Champ d'action, composition, sanctions… Comment fonctionne la commission de discipline de la LFP

Champ d'action, composition, sanctions… Comment fonctionne la commission de discipline de la LFP

Parfois jugée trop sévère, parfois présentée comme trop laxiste… La commission de discipline de la LFP suscite de nombreuses interrogations chez les supporteurs des clubs professionnels. Connue pour infliger des sanctions après des cartons rouges ou des incidents en marge des rencontres de Ligue 1 et Ligue 2, cette commission reste pourtant assez obscure aux yeux du grand public. Aussi bien dans sa composition que dans son fonctionnement… La commission de discipline de la LFP est investie de son pouvoir via une convention avec la FFF qui lui donne l’autorité pour statuer sur les joueurs, salariés ou bénévoles des clubs ainsi que sur toutes les questions relatives aux compétitions organisées par la Ligue de football professionnel.
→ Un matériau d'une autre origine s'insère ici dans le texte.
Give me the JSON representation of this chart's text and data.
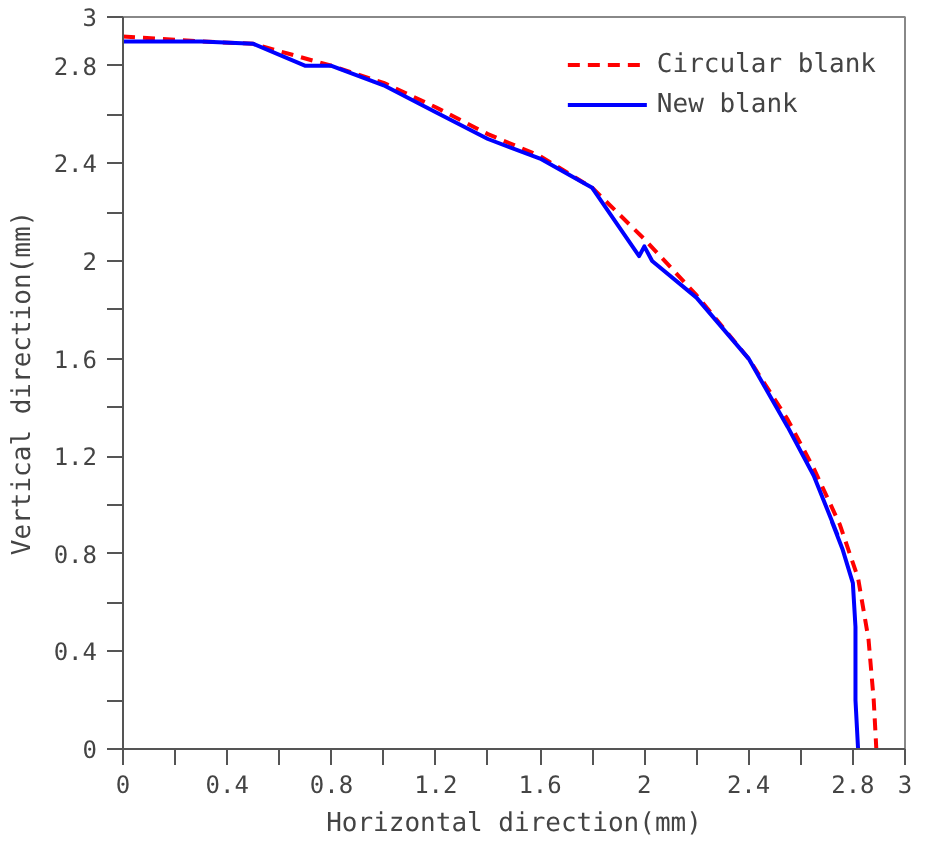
{
  "chart_data": {
    "type": "line",
    "xlabel": "Horizontal direction(mm)",
    "ylabel": "Vertical direction(mm)",
    "xlim": [
      0,
      3
    ],
    "ylim": [
      0,
      3
    ],
    "xticks": [
      0,
      {
        "value": 0.2,
        "label": null
      },
      0.4,
      {
        "value": 0.6,
        "label": null
      },
      0.8,
      {
        "value": 1.0,
        "label": null
      },
      1.2,
      {
        "value": 1.4,
        "label": null
      },
      1.6,
      {
        "value": 1.8,
        "label": null
      },
      2,
      {
        "value": 2.2,
        "label": null
      },
      2.4,
      {
        "value": 2.6,
        "label": null
      },
      2.8,
      3
    ],
    "yticks": [
      0,
      {
        "value": 0.2,
        "label": null
      },
      0.4,
      {
        "value": 0.6,
        "label": null
      },
      0.8,
      {
        "value": 1.0,
        "label": null
      },
      1.2,
      {
        "value": 1.4,
        "label": null
      },
      1.6,
      {
        "value": 1.8,
        "label": null
      },
      2,
      {
        "value": 2.2,
        "label": null
      },
      2.4,
      {
        "value": 2.6,
        "label": null
      },
      2.8,
      3
    ],
    "grid": false,
    "legend": "top right",
    "series": [
      {
        "name": "Circular blank",
        "color": "#ff0000",
        "line_style": "dashed",
        "x": [
          0,
          0.3,
          0.5,
          0.8,
          1.0,
          1.2,
          1.4,
          1.6,
          1.8,
          2.0,
          2.2,
          2.4,
          2.55,
          2.65,
          2.75,
          2.82,
          2.86,
          2.88,
          2.89
        ],
        "values": [
          2.92,
          2.9,
          2.89,
          2.8,
          2.73,
          2.63,
          2.52,
          2.43,
          2.3,
          2.09,
          1.86,
          1.6,
          1.35,
          1.15,
          0.92,
          0.7,
          0.45,
          0.2,
          0
        ]
      },
      {
        "name": "New blank",
        "color": "#0000ff",
        "line_style": "solid",
        "x": [
          0,
          0.3,
          0.5,
          0.7,
          0.8,
          1.0,
          1.2,
          1.4,
          1.6,
          1.8,
          1.98,
          2.0,
          2.03,
          2.2,
          2.4,
          2.55,
          2.65,
          2.74,
          2.72,
          2.76,
          2.8,
          2.81,
          2.81,
          2.82
        ],
        "values": [
          2.9,
          2.9,
          2.89,
          2.8,
          2.8,
          2.72,
          2.61,
          2.5,
          2.42,
          2.3,
          2.02,
          2.06,
          2.0,
          1.85,
          1.6,
          1.32,
          1.12,
          0.88,
          0.93,
          0.82,
          0.68,
          0.5,
          0.2,
          0
        ]
      }
    ]
  }
}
Ce mercredi, c’est elle qui étudiera le comportement du parcage lyonnais le soir du match OM-OL. Si cette rencontre n’a pas eu lieu après le caillassage du bus de l’équipe rhodanienne, des supporteurs des Gones se sont rendus coupables de gestes ouvertement racistes devant les fans phocéens comme des saluts nazis et des mimiques de singes.
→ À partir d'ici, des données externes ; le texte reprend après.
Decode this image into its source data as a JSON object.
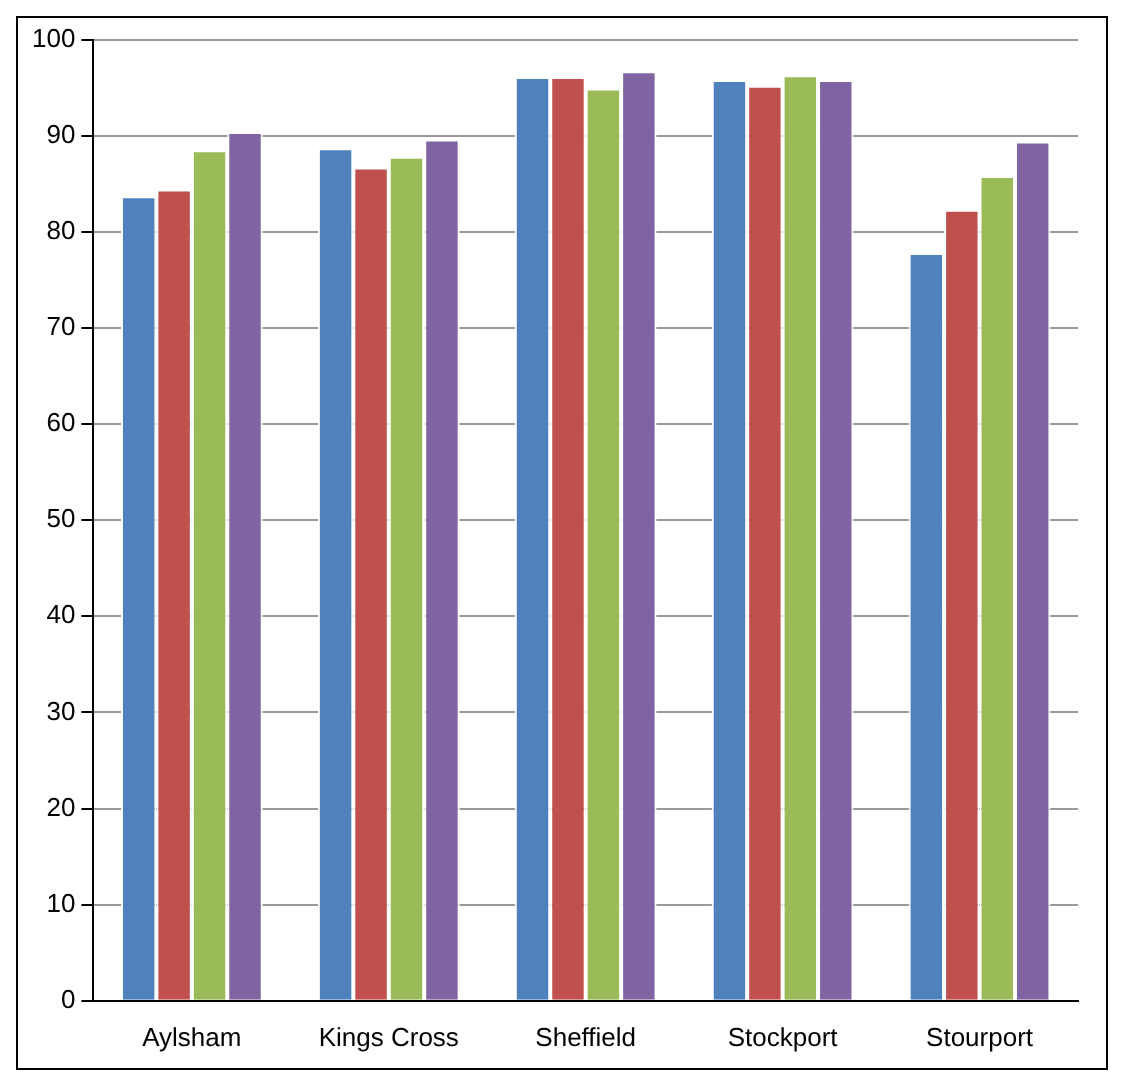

Comment et dans quels cas la commission de discipline est saisie?

L’Olympique lyonnais l’a compris à ses dépens après l’Olympico, la commission de discipline n’est pas compétente dans toutes les affaires liées au championnat de France dès lors que les incidents se produisent en dehors d’une enceinte sportive. Pourtant, le travail de l’instance porte sur de nombreux aspects des rencontres et pas seulement les gestes des joueurs sur la pelouse.
"Ces dernières années, la commission de discipline accompagne les changements de la société avec de plus en plus de sujets liés aux discriminations", explique son président Sébastien Deneux pour RMC Sport. "Avant, elle se contentait de traiter les cartons rouges et de la police des terrains (comme les engins pyrotechniques, NDLR) mais aujourd’hui son spectre d’intervention s’est clairement élargi."

La commission de discipline de la LFP ne peut pas se réunir de son propre fait et doit être saisie par des acteurs du football tricolore. Ainsi, les membres du conseil d’administration de la LFP, ceux du Comex de la FFF ou ceux du Conseil national de l’éthique (CNE) peuvent lui demander de statuer sur une affaire.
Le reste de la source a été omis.